Abbas Araqchi, el ministro de Exteriores de Irán, indicó que la fragata se encontraba en aguas internacionales, tras haber sido invitada por la Armada de India. Araqchi acusó a Estados Unidos de ser responsable del ataque y lo calificó como una "atrocidad" cometida a más de 3.200 kilómetros de Irán. En sus declaraciones, el funcionario advirtió que "Estados Unidos lamentará amargamente el precedente que ha sentado".

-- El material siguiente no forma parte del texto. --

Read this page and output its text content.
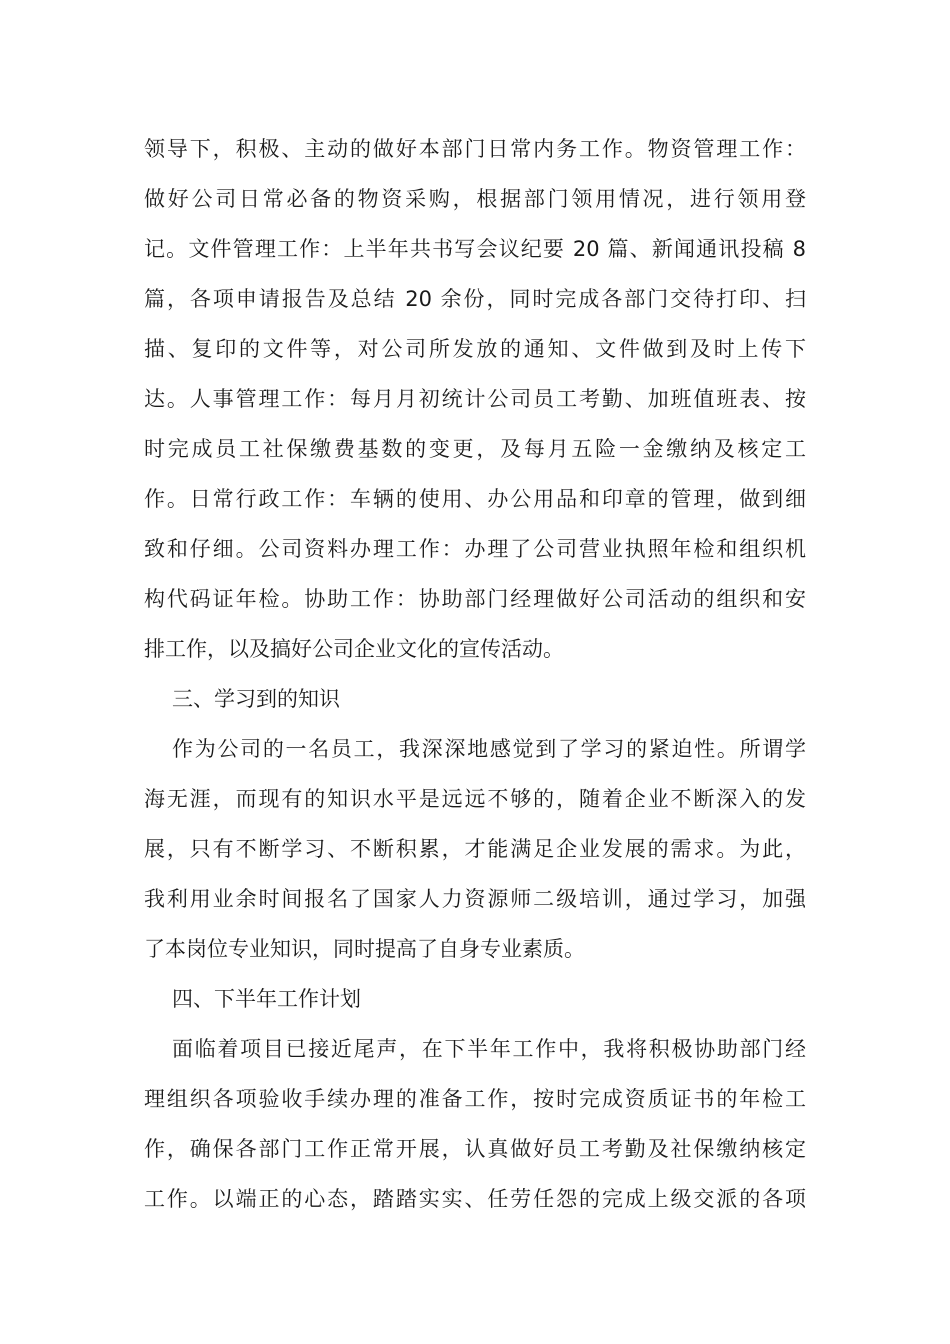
领导下，积极、主动的做好本部门日常内务工作。物资管理工作：
做好公司日常必备的物资采购，根据部门领用情况，进行领用登
记。文件管理工作：上半年共书写会议纪要 20 篇、新闻通讯投稿 8
篇，各项申请报告及总结 20 余份，同时完成各部门交待打印、扫
描、复印的文件等，对公司所发放的通知、文件做到及时上传下
达。人事管理工作：每月月初统计公司员工考勤、加班值班表、按
时完成员工社保缴费基数的变更，及每月五险一金缴纳及核定工
作。日常行政工作：车辆的使用、办公用品和印章的管理，做到细
致和仔细。公司资料办理工作：办理了公司营业执照年检和组织机
构代码证年检。协助工作：协助部门经理做好公司活动的组织和安
排工作，以及搞好公司企业文化的宣传活动。
三、学习到的知识
作为公司的一名员工，我深深地感觉到了学习的紧迫性。所谓学
海无涯，而现有的知识水平是远远不够的，随着企业不断深入的发
展，只有不断学习、不断积累，才能满足企业发展的需求。为此，
我利用业余时间报名了国家人力资源师二级培训，通过学习，加强
了本岗位专业知识，同时提高了自身专业素质。
四、下半年工作计划
面临着项目已接近尾声，在下半年工作中，我将积极协助部门经
理组织各项验收手续办理的准备工作，按时完成资质证书的年检工
作，确保各部门工作正常开展，认真做好员工考勤及社保缴纳核定
工作。以端正的心态，踏踏实实、任劳任怨的完成上级交派的各项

El Pentágono ha confirmado que el torpedo que hundió la fragata fue lanzado por un submarino estadounidense. Pete Hegseth, secretario de Defensa de EE.UU., señaló que este suceso marca el primer hundimiento de un barco enemigo por un torpedo desde la Segunda Guerra Mundial. A pesar de justificar la acción por "amenazas inminentes", el gobierno estadounidense no ha brindado detalles sobre dicha amenaza. Este ataque ha generado reacciones y solicitudes de aclaración por parte de varios países de la región hacia ambas naciones involucradas.